Porque un hombre sea más inteligente que otro, ¿con qué derecho le ha de dictar leyes? ¿Con el derecho de su inteligencia? Pero si el bruto es más fuerte y usa de su fuerza para obligar al hombre inteligente a servirle, ¿diréis que eso es justo? ¿Por que no? La fuerza es también un producto de la selección natural, con los mismos títulos que la inteligencia. Si hay quienes se vanaglorian de la actividad de su cerebro, también hay quienes se jactan de la fuerza de su bíceps; en nuestras sociedades hemos tenido hartos ejemplos de fuerza bruta dominadora de la inteligencía y reclamando la prioridad sobre ésta, para probar que es posible nuestra hipótesis.

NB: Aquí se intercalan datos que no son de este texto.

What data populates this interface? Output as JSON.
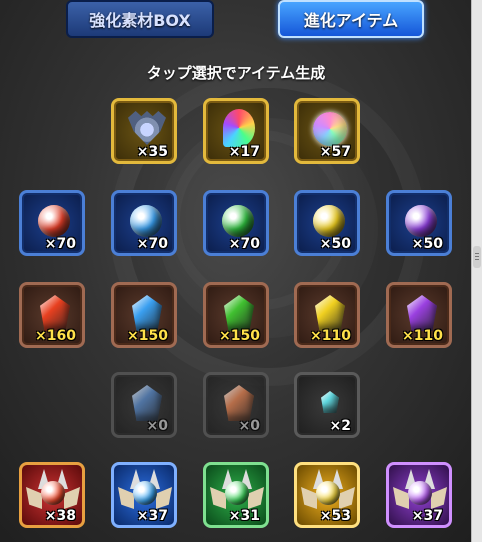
{
  "tabs": [
    {
      "label": "強化素材BOX",
      "active": false
    },
    {
      "label": "進化アイテム",
      "active": true
    }
  ],
  "subtitle": "タップ選択でアイテム生成",
  "rows": [
    {
      "frame": "gold",
      "items": [
        {
          "icon": "crest-icon",
          "qty": "×35"
        },
        {
          "icon": "rainbow-swirl-icon",
          "qty": "×17"
        },
        {
          "icon": "rainbow-orb-icon",
          "qty": "×57"
        }
      ]
    },
    {
      "frame": "blue",
      "items": [
        {
          "icon": "fire-orb-icon",
          "color": "#e8402a",
          "qty": "×70"
        },
        {
          "icon": "water-orb-icon",
          "color": "#3aa0f0",
          "qty": "×70"
        },
        {
          "icon": "wood-orb-icon",
          "color": "#30c040",
          "qty": "×70"
        },
        {
          "icon": "light-orb-icon",
          "color": "#f0d020",
          "qty": "×50"
        },
        {
          "icon": "dark-orb-icon",
          "color": "#9040e0",
          "qty": "×50"
        }
      ]
    },
    {
      "frame": "brown",
      "items": [
        {
          "icon": "fire-stone-icon",
          "color": "#e84020",
          "qty": "×160"
        },
        {
          "icon": "water-stone-icon",
          "color": "#3a9ff0",
          "qty": "×150"
        },
        {
          "icon": "wood-stone-icon",
          "color": "#40c030",
          "qty": "×150"
        },
        {
          "icon": "light-stone-icon",
          "color": "#f0d020",
          "qty": "×110"
        },
        {
          "icon": "dark-stone-icon",
          "color": "#9a40e0",
          "qty": "×110"
        }
      ]
    },
    {
      "frame": "gray",
      "items": [
        {
          "icon": "water-crystal-icon",
          "color": "#5a8ac8",
          "qty": "×0"
        },
        {
          "icon": "fire-crystal-icon",
          "color": "#e08050",
          "qty": "×0"
        },
        {
          "icon": "small-crystal-icon",
          "color": "#60d8e0",
          "qty": "×2"
        }
      ]
    },
    {
      "frame": "element",
      "items": [
        {
          "icon": "fire-monster-icon",
          "element": "fire",
          "color": "#ff5030",
          "qty": "×38"
        },
        {
          "icon": "water-monster-icon",
          "element": "water",
          "color": "#40b0ff",
          "qty": "×37"
        },
        {
          "icon": "wood-monster-icon",
          "element": "wood",
          "color": "#40e060",
          "qty": "×31"
        },
        {
          "icon": "light-monster-icon",
          "element": "light",
          "color": "#ffe040",
          "qty": "×53"
        },
        {
          "icon": "dark-monster-icon",
          "element": "dark",
          "color": "#c060ff",
          "qty": "×37"
        }
      ]
    }
  ]
}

Pero aún hay más. Acabamos de ver con el Sr. Manouvrier que la inteligencia es enteramente relativa, que todo hombre puede ser superior en una rama de los conocimientos humanos y estar desorientado en otro orden de ideas. No hay seres perfectos ni omniscientes; cada uno participa de los defectos propios de la humana naturaleza, y qúien quizá sea un genio en las ciencias más abstractas, tal vez haga la triste figura en las circunstancias más vulgares de la vida, ¡cuándo no sea peor aún! Ciertos sabios convienen fácilmente en ello:

En algunos sabios, el desarrollo intelectual ha extinguido por completo la vida afectiva. Para ellos ya no hay amigos, familia, patria, humanidad, ni dignidad moral, ni sentimiento de lo justo. Indiferentes a todo lo que pasa fUera del dominio intelectual, donde se agitan y gozan, las grandes iniquidades sociales no perturban su quietud. ¿Qué les importa la tiranía, si respeta los matraces y retortas de sus laboratorios? Por eso, véseles mimados y acariciados por los déspotas más listos. Son seres de lujo, cuyas existencia y presencia dan honor al amo, sirven de trampojo a sus malas acciones y además no podrían molestarle para nada.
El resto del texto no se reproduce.